Methods: One thousand seventy-two patients with bone scintigraphy were enrolled. These bone images were acquired 3 hours after injection. We used 654, 204, and 214 images as training, validation, and test datasets, respectively. All images were classified as normal or abnormal by the nuclear radiologist. The model for the experiment was based on VGG16 and some dense layers were added after the last layer of the VGG16 model for classification. We prepared the images without preprocessing, the images with histogram equalization (HE) applied, and the images with CLAHE applied. For each preprocessing method, training and testing of the models were repeated 15 times.
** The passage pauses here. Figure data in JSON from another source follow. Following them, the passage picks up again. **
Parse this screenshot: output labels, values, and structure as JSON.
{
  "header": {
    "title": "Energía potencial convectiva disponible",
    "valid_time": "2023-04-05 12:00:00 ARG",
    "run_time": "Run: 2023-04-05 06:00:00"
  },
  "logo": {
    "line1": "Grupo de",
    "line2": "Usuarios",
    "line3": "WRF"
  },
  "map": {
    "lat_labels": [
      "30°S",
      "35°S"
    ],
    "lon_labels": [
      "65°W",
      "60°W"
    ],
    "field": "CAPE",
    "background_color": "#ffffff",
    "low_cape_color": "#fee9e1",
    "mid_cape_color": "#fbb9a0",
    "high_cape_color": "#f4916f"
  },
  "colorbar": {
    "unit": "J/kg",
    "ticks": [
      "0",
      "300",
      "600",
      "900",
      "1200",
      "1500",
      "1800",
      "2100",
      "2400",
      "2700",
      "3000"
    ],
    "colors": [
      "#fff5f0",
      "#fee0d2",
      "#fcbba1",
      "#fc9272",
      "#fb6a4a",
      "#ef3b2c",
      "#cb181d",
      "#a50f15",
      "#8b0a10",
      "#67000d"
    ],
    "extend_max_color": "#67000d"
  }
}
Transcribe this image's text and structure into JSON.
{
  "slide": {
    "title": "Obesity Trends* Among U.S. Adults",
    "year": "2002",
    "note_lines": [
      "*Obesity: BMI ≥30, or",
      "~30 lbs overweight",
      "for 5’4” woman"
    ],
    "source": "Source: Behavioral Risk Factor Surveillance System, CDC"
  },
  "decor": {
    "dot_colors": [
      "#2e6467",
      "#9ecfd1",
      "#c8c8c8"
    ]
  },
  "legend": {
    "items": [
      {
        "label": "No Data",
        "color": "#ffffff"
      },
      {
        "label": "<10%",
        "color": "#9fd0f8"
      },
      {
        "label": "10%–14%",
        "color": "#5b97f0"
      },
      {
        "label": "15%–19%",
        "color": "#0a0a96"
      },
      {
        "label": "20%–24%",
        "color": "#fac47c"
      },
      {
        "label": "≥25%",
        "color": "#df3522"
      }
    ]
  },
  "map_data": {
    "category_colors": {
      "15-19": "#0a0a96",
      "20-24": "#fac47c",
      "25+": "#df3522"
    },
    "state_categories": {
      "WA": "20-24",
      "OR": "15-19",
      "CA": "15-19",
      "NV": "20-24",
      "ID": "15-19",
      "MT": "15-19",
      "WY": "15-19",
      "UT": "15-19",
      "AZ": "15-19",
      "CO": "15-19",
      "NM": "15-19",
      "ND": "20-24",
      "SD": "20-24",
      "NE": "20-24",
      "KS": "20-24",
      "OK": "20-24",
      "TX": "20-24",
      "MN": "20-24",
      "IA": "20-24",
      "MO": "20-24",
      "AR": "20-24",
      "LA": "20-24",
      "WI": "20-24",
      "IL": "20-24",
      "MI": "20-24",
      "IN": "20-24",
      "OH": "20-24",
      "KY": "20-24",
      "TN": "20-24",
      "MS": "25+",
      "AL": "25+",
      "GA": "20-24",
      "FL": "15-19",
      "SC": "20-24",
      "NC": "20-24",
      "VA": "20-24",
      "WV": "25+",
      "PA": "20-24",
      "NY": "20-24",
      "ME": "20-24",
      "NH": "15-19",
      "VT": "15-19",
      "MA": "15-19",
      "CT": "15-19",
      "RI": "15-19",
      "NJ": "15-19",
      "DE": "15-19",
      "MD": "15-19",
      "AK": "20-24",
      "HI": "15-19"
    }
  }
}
The effect of preprocessing was evaluated as the mean AUC of each method.
Results: The mean AUC of images without preprocessing, with HE, and with CLAHE was 0.587 ± 0.026, 0.593 ± 0.043, and 0.649 ± 0.02, respectively. The images applied CLAHE as preprocessing showed higher performance rather than the images without preprocessing or images with HE (p < 0.001, p < 0.001). However, there was no statistically significant difference between images without preprocessing and images with HE (p = 0.633).
Conclusions: Applying CLAHE to images can help improve the performance of the bone scan classification model. When developing bone scan classification models, preprocessing that can handle appropriate contrast of the images such as CLAHE may be considered.